I was recently talking with a CEO of a company which operates in several countries all over the world. Not surprisingly, they use English as corporate language. But although they assume that new employees can work in English, there are differences in their fluency – and that can lead to misunderstandings, or people spending more time in communicating and understanding issues than they would in their own language.
I asked whether they tested the level of English skills when new employees were hired. It turned out that a tailored test based on the special terminology of their industry and also of management would be helpful in defining their skill level. After all, most of us would describe ourselves as fluent speakers of a language – but fluency is a very movable beast. Having spent most of my professional life writing an reading in English, I still manage to make errors of various seriousness practically every day. At times, such errors really obfuscate the meaning.
I repeat myself, but to me, the real future of the language business is in all the various new and yet even unimagined tools and solutions for employees working in a multilingual environment.
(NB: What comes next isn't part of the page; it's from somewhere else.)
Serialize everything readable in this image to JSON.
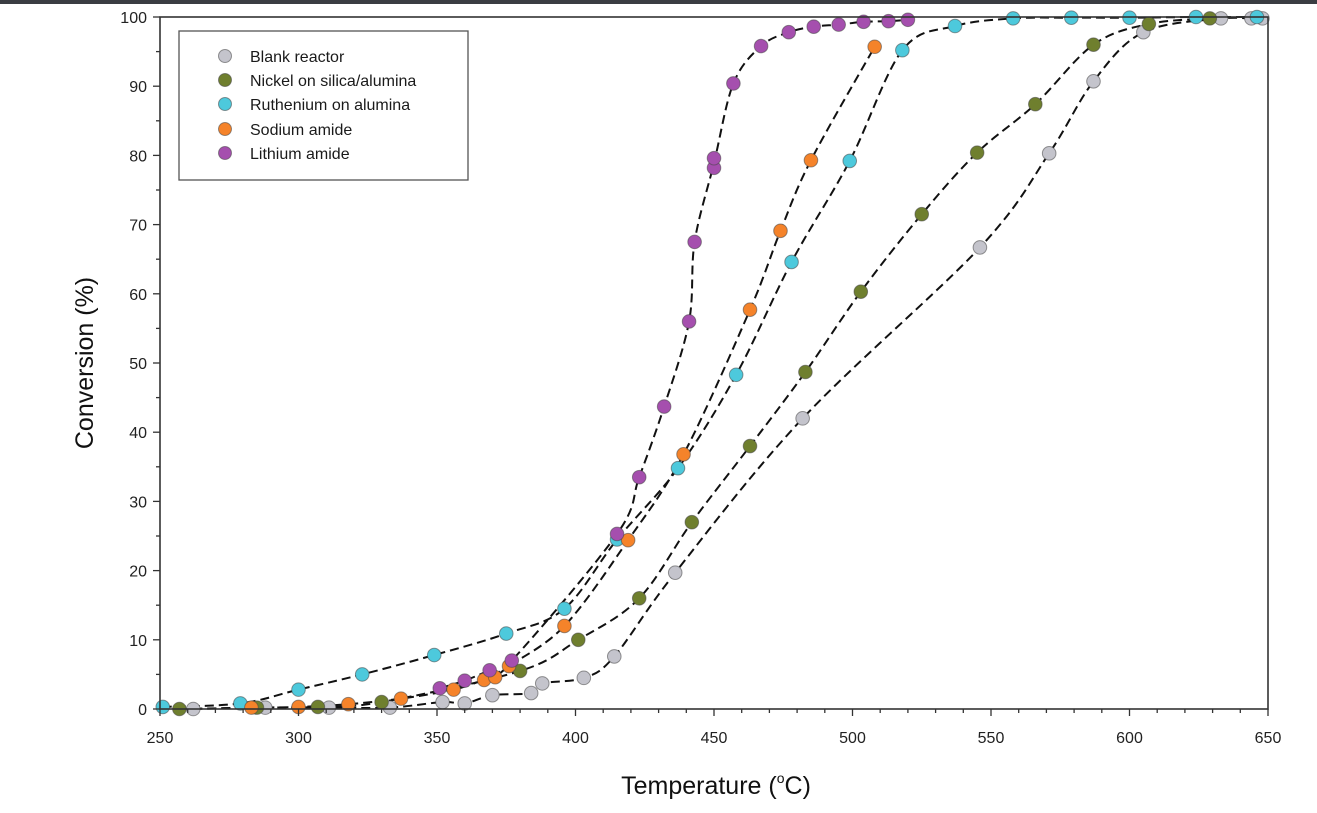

As we exchange messages and develop ideas across contries, cultures and languages, we need new and faster ways to cross the language barriers. Using crowdsourcing for multilingual needs will open up interesting possibilities, just like in Google Translate where users can suggest a better translation. Similar applications for crowdsourcing multilingual solutions inside companies and industries should proliferate.
Btw., an interesting point was made by another person responsible for training in a large global organization. He remarked that using social media in training allows them to evaluate the results better: they can tap into the conversations of the community and trough them see what people have learned and where they need to improve the training. Great idea!